A professional highlight in 2014 was being elected to TESOL International Association's Board of Directors for a 3-year term. Being elected meant that I now refer to it by the full name and learned a bunch of new acronyms. It was also an opportunity to see the association from yet another perspective and get to know the wonderful TESOL staff. For so few people, they accomplish a great deal of work.
The joys of grandparenting being so lovely and a house coming available down the street from Jasmine and her parents, Deborah bought a house in Portland and moved there in 2015. While she could still teach online, she kept working at the University of Oregon, though part-time as a retired person. She took her larger screen iMac with her and got a standing desk, a healthy treat for someone who spends way too much time online.
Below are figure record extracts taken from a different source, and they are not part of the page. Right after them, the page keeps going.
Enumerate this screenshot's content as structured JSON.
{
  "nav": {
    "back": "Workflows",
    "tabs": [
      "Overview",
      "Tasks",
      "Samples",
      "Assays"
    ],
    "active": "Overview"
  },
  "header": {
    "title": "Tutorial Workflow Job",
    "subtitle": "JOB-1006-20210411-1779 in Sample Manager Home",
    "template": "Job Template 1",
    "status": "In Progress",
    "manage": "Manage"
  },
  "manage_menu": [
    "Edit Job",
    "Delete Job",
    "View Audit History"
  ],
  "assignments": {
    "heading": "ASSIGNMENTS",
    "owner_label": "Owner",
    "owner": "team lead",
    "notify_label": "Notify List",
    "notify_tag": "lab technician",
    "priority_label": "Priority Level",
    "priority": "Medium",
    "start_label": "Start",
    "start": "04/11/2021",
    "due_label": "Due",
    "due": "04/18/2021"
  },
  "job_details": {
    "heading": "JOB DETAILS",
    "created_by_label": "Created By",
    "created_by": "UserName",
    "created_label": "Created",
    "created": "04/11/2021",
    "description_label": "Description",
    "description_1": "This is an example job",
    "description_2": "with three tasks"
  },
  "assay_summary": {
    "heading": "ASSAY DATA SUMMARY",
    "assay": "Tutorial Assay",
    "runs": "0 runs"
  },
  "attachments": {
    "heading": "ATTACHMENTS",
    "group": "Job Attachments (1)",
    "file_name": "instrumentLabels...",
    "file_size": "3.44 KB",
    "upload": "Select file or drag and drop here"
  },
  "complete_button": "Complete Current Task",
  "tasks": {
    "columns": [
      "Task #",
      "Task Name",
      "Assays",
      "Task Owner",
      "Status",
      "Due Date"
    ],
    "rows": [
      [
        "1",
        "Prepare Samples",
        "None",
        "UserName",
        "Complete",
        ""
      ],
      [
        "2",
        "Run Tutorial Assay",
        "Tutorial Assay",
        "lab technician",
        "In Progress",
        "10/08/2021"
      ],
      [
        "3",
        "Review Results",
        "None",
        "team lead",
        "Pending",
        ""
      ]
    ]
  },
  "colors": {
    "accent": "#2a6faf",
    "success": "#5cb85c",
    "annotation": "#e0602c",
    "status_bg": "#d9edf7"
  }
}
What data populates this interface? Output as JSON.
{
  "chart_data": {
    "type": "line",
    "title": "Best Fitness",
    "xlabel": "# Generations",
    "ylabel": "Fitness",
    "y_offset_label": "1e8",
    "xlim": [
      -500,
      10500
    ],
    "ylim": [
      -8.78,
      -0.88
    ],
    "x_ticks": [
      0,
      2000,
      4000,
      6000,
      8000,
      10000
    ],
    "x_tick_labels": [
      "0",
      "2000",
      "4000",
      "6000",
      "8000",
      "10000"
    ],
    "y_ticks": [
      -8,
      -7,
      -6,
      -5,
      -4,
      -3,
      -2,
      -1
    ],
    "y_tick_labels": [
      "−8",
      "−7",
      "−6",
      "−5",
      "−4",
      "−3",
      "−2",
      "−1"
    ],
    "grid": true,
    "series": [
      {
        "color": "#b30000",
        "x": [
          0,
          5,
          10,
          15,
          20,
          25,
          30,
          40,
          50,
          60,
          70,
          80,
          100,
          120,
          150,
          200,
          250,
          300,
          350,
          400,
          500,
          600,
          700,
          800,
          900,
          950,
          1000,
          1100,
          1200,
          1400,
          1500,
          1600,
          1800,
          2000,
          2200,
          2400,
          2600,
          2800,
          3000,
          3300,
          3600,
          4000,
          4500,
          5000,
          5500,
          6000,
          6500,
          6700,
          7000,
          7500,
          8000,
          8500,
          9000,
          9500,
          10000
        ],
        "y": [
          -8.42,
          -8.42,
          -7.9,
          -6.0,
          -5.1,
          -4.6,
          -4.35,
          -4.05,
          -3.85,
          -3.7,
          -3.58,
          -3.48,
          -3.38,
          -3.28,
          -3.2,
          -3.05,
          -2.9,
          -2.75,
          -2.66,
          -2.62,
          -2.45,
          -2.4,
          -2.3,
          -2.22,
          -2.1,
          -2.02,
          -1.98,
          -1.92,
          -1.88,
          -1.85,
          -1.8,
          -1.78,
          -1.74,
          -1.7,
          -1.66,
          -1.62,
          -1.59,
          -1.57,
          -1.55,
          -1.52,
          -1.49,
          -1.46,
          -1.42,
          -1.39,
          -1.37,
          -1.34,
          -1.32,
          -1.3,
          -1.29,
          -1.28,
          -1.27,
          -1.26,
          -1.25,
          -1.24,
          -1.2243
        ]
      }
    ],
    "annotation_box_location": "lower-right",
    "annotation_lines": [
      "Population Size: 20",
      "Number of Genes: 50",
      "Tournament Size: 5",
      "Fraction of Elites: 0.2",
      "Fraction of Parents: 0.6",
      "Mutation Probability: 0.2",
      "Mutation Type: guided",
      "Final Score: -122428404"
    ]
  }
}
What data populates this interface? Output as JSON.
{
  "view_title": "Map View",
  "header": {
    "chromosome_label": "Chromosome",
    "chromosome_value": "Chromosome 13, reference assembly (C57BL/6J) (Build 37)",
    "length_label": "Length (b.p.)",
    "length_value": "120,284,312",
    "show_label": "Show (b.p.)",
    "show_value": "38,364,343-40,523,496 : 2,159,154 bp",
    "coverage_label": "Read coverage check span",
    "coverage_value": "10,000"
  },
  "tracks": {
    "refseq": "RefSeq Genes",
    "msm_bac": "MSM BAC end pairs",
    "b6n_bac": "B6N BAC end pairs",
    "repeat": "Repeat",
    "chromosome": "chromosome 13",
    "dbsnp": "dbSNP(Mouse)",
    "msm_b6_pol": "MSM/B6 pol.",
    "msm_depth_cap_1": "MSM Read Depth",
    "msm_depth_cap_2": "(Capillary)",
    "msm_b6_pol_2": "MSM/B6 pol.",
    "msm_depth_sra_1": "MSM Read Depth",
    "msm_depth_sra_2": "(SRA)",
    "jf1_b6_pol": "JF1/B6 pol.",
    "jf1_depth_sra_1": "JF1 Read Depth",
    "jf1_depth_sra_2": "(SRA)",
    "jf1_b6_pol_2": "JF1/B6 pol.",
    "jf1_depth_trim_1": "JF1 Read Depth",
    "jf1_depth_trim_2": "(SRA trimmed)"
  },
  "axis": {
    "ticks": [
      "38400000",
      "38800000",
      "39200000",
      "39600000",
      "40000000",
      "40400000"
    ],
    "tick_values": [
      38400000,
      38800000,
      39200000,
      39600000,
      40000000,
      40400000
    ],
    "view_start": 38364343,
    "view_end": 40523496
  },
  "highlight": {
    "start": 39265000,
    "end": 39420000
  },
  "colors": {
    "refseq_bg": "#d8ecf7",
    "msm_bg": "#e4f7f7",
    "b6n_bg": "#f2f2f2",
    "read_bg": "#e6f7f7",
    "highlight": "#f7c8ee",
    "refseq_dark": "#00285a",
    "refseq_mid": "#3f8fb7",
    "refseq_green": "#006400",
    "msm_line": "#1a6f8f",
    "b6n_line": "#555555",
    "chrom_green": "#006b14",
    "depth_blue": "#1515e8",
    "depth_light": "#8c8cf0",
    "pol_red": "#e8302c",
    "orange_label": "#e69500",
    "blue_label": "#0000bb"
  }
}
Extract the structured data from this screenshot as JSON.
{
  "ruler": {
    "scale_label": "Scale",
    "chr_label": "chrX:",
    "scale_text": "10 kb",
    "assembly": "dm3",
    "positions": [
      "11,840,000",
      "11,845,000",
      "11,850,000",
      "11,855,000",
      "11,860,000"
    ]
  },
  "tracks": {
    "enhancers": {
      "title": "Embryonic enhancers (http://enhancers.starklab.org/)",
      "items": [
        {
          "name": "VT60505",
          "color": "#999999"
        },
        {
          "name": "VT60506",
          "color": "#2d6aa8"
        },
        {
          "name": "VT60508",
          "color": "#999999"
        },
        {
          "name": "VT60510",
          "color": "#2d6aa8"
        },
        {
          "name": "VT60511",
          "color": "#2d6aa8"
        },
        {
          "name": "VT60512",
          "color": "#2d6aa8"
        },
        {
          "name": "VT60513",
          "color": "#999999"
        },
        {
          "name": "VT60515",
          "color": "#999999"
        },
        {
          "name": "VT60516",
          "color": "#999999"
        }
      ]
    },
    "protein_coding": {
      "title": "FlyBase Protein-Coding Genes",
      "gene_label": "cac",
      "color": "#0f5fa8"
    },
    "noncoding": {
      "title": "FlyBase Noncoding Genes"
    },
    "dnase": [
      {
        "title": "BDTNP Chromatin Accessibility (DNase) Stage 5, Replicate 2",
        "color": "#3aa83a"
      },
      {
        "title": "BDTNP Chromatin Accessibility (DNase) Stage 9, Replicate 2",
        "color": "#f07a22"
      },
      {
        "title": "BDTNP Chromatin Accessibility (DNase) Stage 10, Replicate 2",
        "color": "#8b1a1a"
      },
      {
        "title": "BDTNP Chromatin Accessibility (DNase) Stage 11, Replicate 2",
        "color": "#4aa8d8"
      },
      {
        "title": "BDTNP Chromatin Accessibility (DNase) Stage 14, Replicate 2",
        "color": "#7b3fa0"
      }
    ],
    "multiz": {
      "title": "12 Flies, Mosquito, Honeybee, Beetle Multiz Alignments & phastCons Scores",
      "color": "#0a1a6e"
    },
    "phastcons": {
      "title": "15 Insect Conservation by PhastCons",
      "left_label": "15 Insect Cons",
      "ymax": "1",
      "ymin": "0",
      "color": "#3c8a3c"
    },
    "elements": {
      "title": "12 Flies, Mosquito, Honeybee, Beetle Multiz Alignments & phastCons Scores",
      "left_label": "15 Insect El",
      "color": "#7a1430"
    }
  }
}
The new house required a certain amount of effort, starting with pulling out all of the wall-to-wall carpet in every room. Then came electrical upgrades, a refreshed kitchen, and insulation in the roof and walls. Sixteen solar panels mean that she does not pay for electricity. An electic heat pump means that even though there is a natural gas furnace, the costs are surprisingly low.
She also dug up the front planting strip and created a back garden at the new house, which are both coming along quite well. (Thanks to Bill Walker for advice!)
As of 2017, Deborah was pretty much retired from the University of Oregon. It was a slow ebbing away, but timely with staff cutbacks looming. She still delights in teacher training, doing workshops around the world for the US Department of State and independently. In 2018 she was elected to the TESOL Board as TESOL President-elect, becoming President in 2019-2020. It was an interesting, rather hairy experience. Issues within TESOL related to diversity, equity, and inclusion came to the fore at the Atlanta convention in 2019; Deborah's plans for her focus as President changed as a result. the Diverse Voices Task Force was set up to do research and make recommendations. Then the pandemic caused the Board to cancel the in-person convention in 2020. The shift to a virtual conference was successful in a number of ways, bringing people to the convention who had never been able to attend before. It set TESOL up for hybrid conventions in 2021 - and into the future.
By mid-2021 Deborah's Board responsibilities were finished. It was time to shift gears, but any thoughts of travel were put on hold. All consulting became virtual - and there were a lot of virtual presentations. If a conference organizer doesn't have to pay transportation and lodging for keynotes and plenary speakers, the possibilities abound. The home setup now includes a Yeti Blue microphone, UBeesize circle light, and a folding screen (that last borrowed from my son and daughter-in-law). My virtual workshops have taken place in Puerto Rico, Egypt, Nepal, Costa Rica, the United States, Saudi Arabia, Italy, China, Mexico, Republic of Georgia, Korea, Africa, and Canada - in two years so far. More to come - Pakistan, Korea, Saudi Arabia, and Indonesia are on tap, if all goes well. So much for retirement.
The next adventures are still to come!